My god, you'd think I was getting a job at the Pentagon

May 03, 2004 18:21

Well, my first day of the new job went well. It was the typical BS of going over company policies, signing your life away a million sheets of paper saying you won't get a job for the competitors while working there, you aren't a terrorist, and you won't grab anyone's tushies... and then watching multiple corny videos that look like they were put together by Mrs. Larsen's 4th grade "special" class.

...But hey, I'm getting paid for it, I don't care. Soon, the bill collectors can disregard the price on my head.

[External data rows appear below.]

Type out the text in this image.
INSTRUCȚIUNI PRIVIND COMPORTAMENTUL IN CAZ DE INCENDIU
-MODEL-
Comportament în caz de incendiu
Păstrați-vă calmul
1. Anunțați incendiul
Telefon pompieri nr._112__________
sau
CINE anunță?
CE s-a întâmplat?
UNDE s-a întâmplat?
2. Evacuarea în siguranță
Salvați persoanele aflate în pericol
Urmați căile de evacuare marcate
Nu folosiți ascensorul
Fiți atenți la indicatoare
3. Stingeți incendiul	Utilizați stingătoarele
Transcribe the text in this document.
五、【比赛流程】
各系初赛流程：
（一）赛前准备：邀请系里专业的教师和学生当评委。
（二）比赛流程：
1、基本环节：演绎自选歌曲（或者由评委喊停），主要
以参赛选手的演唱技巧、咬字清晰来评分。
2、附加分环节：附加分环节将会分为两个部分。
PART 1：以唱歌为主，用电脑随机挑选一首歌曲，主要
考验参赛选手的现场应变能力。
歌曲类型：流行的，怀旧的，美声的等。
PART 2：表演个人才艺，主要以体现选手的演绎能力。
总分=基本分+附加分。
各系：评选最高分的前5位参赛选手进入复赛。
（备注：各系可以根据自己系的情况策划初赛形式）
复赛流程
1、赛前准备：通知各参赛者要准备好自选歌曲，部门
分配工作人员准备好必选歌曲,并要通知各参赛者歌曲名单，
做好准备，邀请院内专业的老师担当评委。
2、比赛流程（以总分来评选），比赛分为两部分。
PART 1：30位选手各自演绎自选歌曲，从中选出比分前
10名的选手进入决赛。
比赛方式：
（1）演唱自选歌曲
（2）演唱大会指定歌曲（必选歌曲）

I can't believe how tight their security is. Aside from all the red tape you go through to start working there...and the multiple interviews...and the background checks...and the drug tests, you still have to deal with the ever-present, waaaaaay-too-proud-that-they're-a-security-guard-for-Echostar folks. I kid you not, a typical morning for people going to work is:

8AM - Arrive at chain-link fence, scan security card, smile for the camera
8:01 - Arrive at toll fence, scan security card, smile for the camera
8:03 - Arrive at front door, scan security card, smile for the security guard (who answers with a glare)
8:05 - Arrive in break room, scan security card, smile for the camera, pour coffee
8:06 - Scan security card, go to bathroom, scan security card (...I haven't found the camera near the bathrooms yet)
8:07 - Arrive at your department's main doors, scan security card, smile for the camera
8:08-8:10 - Scan security card through multiple other doors to get to your desk
8:11 - Sit at desk. Smile for the camera.

It's going to take some getting used to. Typically, if I'm in a place where something is being taken to the extreme like that, I'll try and push the limits. It's going to take a lot to not try and intentionally annoy security guards. He he!

One more thing...when gadget-lovers have gone too far: Automatic paper towel despensers. Just waaaaave your little hand over the machine, and it despenses one long sheet of paper towl for your drying pleasure. Talk about a waste of paper. Though it was a good chuckle to "use the force" on the thing.... ::wave:: You WILL give me a paper towel...One will be fine....Everything's dry here....move along.

...I'm going to a kareoke competition tonight at Goofey's. Cash prize for first place is $25. Hey, that's $25 more than I have right now, hell yeah, I'll try and win.